GOP Senator Proposes Federal Ban on Abortions After 15 Weeks

Sen. Lindsey Graham's bill would leave even stricter state laws in place.

Carrie Mihalcik Former Managing Editor / News
Carrie was a managing editor at CNET focused on breaking and trending news. She'd been reporting and editing for more than a decade, including at the National Journal and Current TV.
Expertise Breaking News, Technology Credentials
  • Carrie has lived on both coasts and can definitively say that Chesapeake Bay blue crabs are the best.
Carrie Mihalcik
2 min read
screen-shot-2022-09-13-at-12-35-16-pm.png

Sen. Lindsey Graham's bill would also affect Democratic-led states that have laws protecting access to abortions.

Screenshot by CNET

Republican Sen. Lindsey Graham on Tuesday introduced legislation calling for a nationwide ban on abortions after 15 weeks of pregnancy. The move comes as abortion is expected to be an important issue during the US midterm elections. 

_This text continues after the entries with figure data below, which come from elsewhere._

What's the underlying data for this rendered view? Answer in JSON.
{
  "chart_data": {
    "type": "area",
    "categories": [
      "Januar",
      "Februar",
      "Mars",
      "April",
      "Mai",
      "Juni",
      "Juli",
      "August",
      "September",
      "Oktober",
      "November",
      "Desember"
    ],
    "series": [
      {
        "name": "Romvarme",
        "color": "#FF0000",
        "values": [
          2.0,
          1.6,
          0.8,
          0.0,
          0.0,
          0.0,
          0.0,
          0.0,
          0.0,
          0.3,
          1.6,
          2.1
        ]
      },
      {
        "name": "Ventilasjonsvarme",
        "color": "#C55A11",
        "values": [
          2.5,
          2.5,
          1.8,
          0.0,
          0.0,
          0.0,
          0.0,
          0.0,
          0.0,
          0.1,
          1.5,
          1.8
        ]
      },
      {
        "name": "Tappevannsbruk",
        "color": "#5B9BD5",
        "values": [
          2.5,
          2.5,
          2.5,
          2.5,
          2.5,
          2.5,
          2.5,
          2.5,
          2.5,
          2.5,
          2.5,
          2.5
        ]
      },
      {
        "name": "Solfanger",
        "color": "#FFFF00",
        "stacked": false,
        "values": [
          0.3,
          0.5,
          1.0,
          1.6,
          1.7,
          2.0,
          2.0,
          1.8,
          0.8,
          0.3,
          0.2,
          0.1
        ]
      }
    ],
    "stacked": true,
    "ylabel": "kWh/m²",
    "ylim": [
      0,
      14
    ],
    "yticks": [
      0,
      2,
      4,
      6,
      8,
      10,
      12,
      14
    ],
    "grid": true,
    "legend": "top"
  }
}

Graham's bill is less strict than some state abortion laws enacted following the June decision by conservatives on the Supreme Court to overturn Roe v. Wade. But it would leave those stricter laws in place, and it would impact Democratic-led states that have laws protecting access to abortions.

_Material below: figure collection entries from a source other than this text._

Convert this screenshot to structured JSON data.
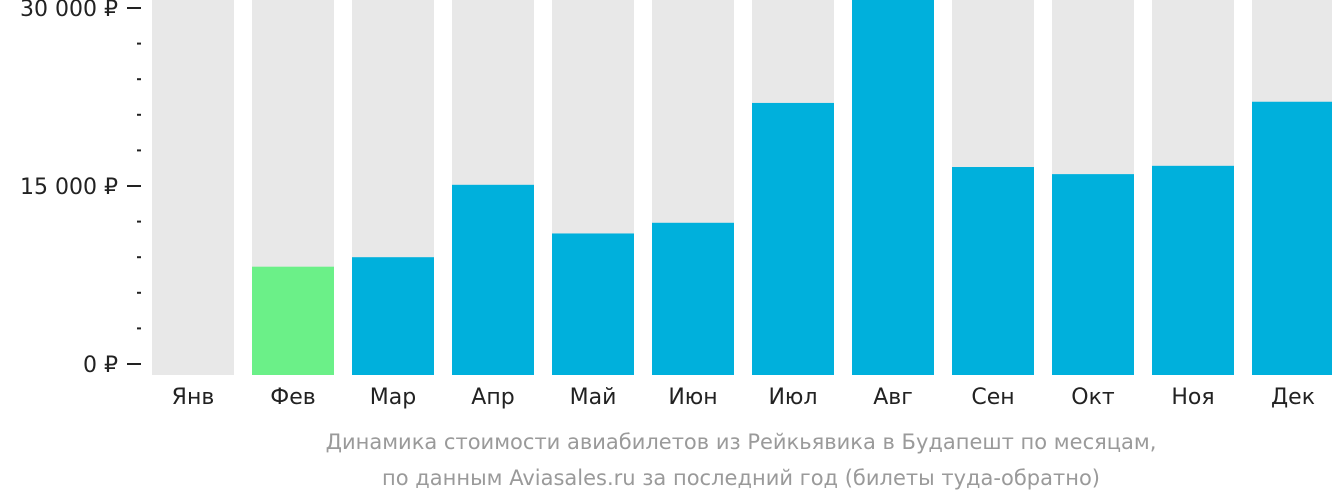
{
  "chart_data": {
    "type": "bar",
    "categories": [
      "Янв",
      "Фев",
      "Мар",
      "Апр",
      "Май",
      "Июн",
      "Июл",
      "Авг",
      "Сен",
      "Окт",
      "Ноя",
      "Дек"
    ],
    "values": [
      null,
      8200,
      9000,
      15100,
      11000,
      11900,
      22000,
      31000,
      16600,
      16000,
      16700,
      22100
    ],
    "ylim": [
      0,
      31000
    ],
    "yticks": [
      {
        "value": 0,
        "label": "0 ₽"
      },
      {
        "value": 15000,
        "label": "15 000 ₽"
      },
      {
        "value": 30000,
        "label": "30 000 ₽"
      }
    ],
    "minor_tick_step": 3000,
    "highlight_index": 1,
    "colors": {
      "bar": "#00b0dc",
      "highlight": "#6bf088",
      "background_bar": "#e8e8e8",
      "axis_text": "#222222",
      "caption": "#9a9a9a"
    },
    "grid": false,
    "legend": "none"
  },
  "caption": {
    "line1": "Динамика стоимости авиабилетов из Рейкьявика в Будапешт по месяцам,",
    "line2": "по данным Aviasales.ru за последний год (билеты туда-обратно)"
  }
}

Graham's proposed legislation includes exceptions for rape, incest or to save the mother's life. In contrast, laws now in effect in Ohio and Texas, for instance, ban abortions after six weeks with no exceptions for rape or incest.

Under Graham's legislation, medical professionals who broke the law would face fines or jail time, though women wouldn't be prosecuted for having abortions that violate the ban. 

The new legislation has little chance of making it to the Senate floor while Democrats hold the majority. During a Tuesday press conference on Capitol Hill, Graham, of South Carolina, said that if Republicans regain control of the Senate, "I can assure you we'll have a vote on our bill."

Graham and many other Republicans had previously said, following the overturn of Roe, that abortion laws should be handled at the state level. The 1973 Roe ruling had established a constitutional right to abortion up to fetal viability, which is now about 23 weeks.

Even if Republicans take the majority next year following the November midterm elections, the legislation would still be difficult to advance under Senate rules, according to Bloomberg. It would also likely face a veto by President Joe Biden.

Graham previously introduced similar legislation in the Senate that proposed a nationwide ban on abortions after 20 weeks.